Haff v. Comm'r

2015 T.C. Memo. 138, 110 T.C.M. 106, 2015 Tax Ct. Memo LEXIS 147
CourtUnited States Tax Court
DecidedAugust 3, 2015
DocketDocket No. 6500-13.
StatusUnpublished

This text of 2015 T.C. Memo. 138 (Haff v. Comm'r) is published on Counsel Stack Legal Research, covering United States Tax Court primary law. Counsel Stack provides free access to over 12 million legal documents including statutes, case law, regulations, and constitutions.

Bluebook
Haff v. Comm'r, 2015 T.C. Memo. 138, 110 T.C.M. 106, 2015 Tax Ct. Memo LEXIS 147 (tax 2015).

Opinion

HENRY J. HAFF AND DIANE M. LIS HAFF, Petitioners v. COMMISSIONER OF INTERNAL REVENUE, Respondent
Haff v. Comm'r
Docket No. 6500-13.
United States Tax Court
T.C. Memo 2015-138; 2015 Tax Ct. Memo LEXIS 147; 110 T.C.M. (CCH) 106;
August 3, 2015, Filed

Decision will be entered under Rule 155.

*147 William H. O'Toole, for petitioners.
Alexander R. Roche, for respondent.
PUGH, Judge.

PUGH
MEMORANDUM OPINION

PUGH, Judge: In a notice of deficiency dated March 12, 2013, respondent determined a deficiency in petitioners' 2009 Federal income tax of $263,015.

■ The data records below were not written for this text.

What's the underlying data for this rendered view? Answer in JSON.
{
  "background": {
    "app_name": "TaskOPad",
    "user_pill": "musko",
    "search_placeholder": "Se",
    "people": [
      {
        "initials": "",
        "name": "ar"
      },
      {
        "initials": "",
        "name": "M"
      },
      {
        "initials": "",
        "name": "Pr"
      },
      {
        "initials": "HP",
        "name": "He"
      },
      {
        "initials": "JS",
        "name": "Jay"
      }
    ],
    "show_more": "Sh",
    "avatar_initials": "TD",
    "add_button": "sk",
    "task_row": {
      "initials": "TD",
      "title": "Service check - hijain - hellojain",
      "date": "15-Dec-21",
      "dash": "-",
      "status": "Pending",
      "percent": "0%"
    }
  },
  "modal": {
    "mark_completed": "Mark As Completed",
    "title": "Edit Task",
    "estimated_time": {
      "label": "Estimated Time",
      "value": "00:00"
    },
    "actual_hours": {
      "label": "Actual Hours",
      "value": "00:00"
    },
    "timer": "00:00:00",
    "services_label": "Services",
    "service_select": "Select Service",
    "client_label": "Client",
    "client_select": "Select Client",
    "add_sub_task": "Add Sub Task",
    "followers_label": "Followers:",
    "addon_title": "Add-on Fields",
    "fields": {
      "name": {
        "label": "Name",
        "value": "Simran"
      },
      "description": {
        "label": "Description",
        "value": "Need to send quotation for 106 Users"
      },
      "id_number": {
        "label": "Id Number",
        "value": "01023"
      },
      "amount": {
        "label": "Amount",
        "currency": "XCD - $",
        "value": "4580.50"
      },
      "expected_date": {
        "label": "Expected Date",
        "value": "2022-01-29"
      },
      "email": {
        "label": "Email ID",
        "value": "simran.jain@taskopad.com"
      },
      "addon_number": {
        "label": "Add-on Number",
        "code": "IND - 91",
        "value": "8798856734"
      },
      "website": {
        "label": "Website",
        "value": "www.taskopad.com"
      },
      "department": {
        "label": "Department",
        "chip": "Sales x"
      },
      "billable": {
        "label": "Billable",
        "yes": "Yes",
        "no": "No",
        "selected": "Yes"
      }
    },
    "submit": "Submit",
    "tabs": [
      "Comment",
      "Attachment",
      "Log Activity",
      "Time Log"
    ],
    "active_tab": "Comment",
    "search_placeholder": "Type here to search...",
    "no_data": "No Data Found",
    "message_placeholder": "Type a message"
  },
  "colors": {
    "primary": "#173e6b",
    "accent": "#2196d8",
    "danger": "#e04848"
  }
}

The issue for decision is whether petitioners are entitled to an additional $730,786 in deductions related to a loss from a Ponzi scheme for the taxable year *139 2009. The disallowance of their deductions gives rise to the deficiency in this case.

Background

This case was submitted fully stipulated under Rule 122.1 The stipulated facts are incorporated in our findings by this reference. Petitioners resided in the State of Illinois at the time they filed their petition.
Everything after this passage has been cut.